Los alguaciles se quedaron con tamaña boca abierta y sin
ocurrírseles seguir tras el escapado. El concurso, que
siempre fue crecido en espectáculos de esa especie, gratis
y al aire libre, le abría camino y alentaba en la
escapatoria.
Por entonces era la plaza Mayor el mercado público o lugar
donde los vecinos de Lima se proveían de los comestibles
precisos para el cotidiano puchero, y frente a las gradas de la
catedral ocupaban puesto las aceituneras, manineras (vendedoras
de maní), fruteras, queseras, fritangueras y expendedoras
de chicharrones, vulgo chicharroneras.
Costumbre era que las iglesias de la ciudad permaneciesen
abiertas a la hora en que se efectuaba el suplicio de
algún delincuente, para que los fieles pudieran rogar a
Dios que acordara sincero arrepentimiento y su eterna gloria al
criminal. Las campanas todas tañían a la vez el
fúnebre toque de agonía.
Valentín seguía imperturbable su carrera, y pocos
pasos faltábanle para penetrar en el Sagrario a cuya
iglesia parroquial y a la de San Marcelo había quedado
limitado el derecho de asilo, cuando acertó a tropezar con
una vieja que se encaminaba a comprar chicharrones para el
almuerzo, llevando en la mano un reluciente platillo de plata,
destinado a recibir el manducable artículo.

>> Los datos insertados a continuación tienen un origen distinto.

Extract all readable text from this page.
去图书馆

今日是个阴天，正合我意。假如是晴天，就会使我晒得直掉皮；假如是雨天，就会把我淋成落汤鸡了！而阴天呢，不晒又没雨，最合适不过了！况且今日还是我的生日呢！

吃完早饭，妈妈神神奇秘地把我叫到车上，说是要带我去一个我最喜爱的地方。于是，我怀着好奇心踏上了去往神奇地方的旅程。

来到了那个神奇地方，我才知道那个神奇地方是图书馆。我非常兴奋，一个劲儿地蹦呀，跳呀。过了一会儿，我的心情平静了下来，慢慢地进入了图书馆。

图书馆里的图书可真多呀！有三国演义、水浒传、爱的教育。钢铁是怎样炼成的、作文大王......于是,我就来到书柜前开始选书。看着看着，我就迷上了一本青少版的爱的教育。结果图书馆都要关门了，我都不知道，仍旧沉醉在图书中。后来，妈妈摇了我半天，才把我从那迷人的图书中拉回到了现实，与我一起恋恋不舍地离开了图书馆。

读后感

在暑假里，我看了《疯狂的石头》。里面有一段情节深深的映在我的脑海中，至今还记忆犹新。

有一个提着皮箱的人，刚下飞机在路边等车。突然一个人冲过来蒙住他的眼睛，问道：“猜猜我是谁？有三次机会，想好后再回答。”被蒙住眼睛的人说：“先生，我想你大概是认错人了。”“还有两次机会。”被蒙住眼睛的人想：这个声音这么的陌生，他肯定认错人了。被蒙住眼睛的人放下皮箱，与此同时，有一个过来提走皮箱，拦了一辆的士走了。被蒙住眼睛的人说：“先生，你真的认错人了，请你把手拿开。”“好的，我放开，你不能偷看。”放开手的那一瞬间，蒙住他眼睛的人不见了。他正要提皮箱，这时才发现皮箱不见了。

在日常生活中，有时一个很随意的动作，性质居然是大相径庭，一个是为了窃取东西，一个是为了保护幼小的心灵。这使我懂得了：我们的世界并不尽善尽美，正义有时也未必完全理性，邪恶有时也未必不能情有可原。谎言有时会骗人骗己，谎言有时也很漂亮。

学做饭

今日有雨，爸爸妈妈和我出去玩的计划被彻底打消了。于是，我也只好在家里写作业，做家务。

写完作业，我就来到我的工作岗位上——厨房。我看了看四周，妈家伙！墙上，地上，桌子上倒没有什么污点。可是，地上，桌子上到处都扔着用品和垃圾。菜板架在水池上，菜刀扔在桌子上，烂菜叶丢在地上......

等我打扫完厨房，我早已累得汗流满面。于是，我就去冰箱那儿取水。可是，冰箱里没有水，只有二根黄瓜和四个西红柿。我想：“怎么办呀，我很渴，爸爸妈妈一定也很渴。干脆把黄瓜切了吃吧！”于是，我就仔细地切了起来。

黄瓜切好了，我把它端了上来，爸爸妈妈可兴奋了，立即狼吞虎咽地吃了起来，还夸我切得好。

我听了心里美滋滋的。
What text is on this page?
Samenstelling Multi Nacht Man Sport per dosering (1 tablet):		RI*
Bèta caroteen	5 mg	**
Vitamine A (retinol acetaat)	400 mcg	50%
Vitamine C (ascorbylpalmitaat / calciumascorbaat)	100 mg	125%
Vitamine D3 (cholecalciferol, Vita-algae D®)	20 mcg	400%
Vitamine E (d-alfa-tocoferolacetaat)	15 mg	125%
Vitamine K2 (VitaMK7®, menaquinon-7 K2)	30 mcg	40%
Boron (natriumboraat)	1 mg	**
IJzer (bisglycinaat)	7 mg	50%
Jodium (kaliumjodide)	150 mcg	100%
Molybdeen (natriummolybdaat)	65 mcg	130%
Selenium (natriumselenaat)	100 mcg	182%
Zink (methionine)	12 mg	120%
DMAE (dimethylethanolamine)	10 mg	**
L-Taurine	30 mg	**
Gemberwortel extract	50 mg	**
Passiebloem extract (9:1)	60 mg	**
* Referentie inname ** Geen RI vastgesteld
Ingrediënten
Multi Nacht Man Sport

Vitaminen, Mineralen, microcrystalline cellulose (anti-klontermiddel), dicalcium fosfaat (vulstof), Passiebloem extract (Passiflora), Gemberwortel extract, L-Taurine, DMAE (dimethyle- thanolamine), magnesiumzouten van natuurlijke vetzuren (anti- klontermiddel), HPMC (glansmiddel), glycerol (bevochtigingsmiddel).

Valentín no pudo resistir a la tentación, y
arrebatando el platillo a la alebronada vieja penetró en
el santo asilo. El reo se había salvado, y la justicia
civil nada tenía que hacer con él mientras
permaneciese en el templo.
Comentando el suceso estaba el pueblo en el atrio de la catedral,
cuando quince minutos después salió el reo de la
iglesia, y dirigiéndose a un grupo en que
distinguió al alcalde del crimen en plática con
otros caballeros, le dijo:
-Dispénseme su merced que lo interrumpa; pero
lléveme a la horca, porque acabo de convencerme de que soy
incorregible; y como día más, día menos, en
la horca he de venir a rematar, ahorrémonos fatigas, y
hágase hoy lo que habría de hacerse
mañana.
No estando en las facultades del alcalde complacerlo, el reo
volvió a la cárcel, y la Real Audiencia
conmutó la pena de muerte por la de presidio en
Chagres.
Y por si alguien duda de la verdad histórica de este corto
relato, sepa que a la vista tengo el documento comprobatorio.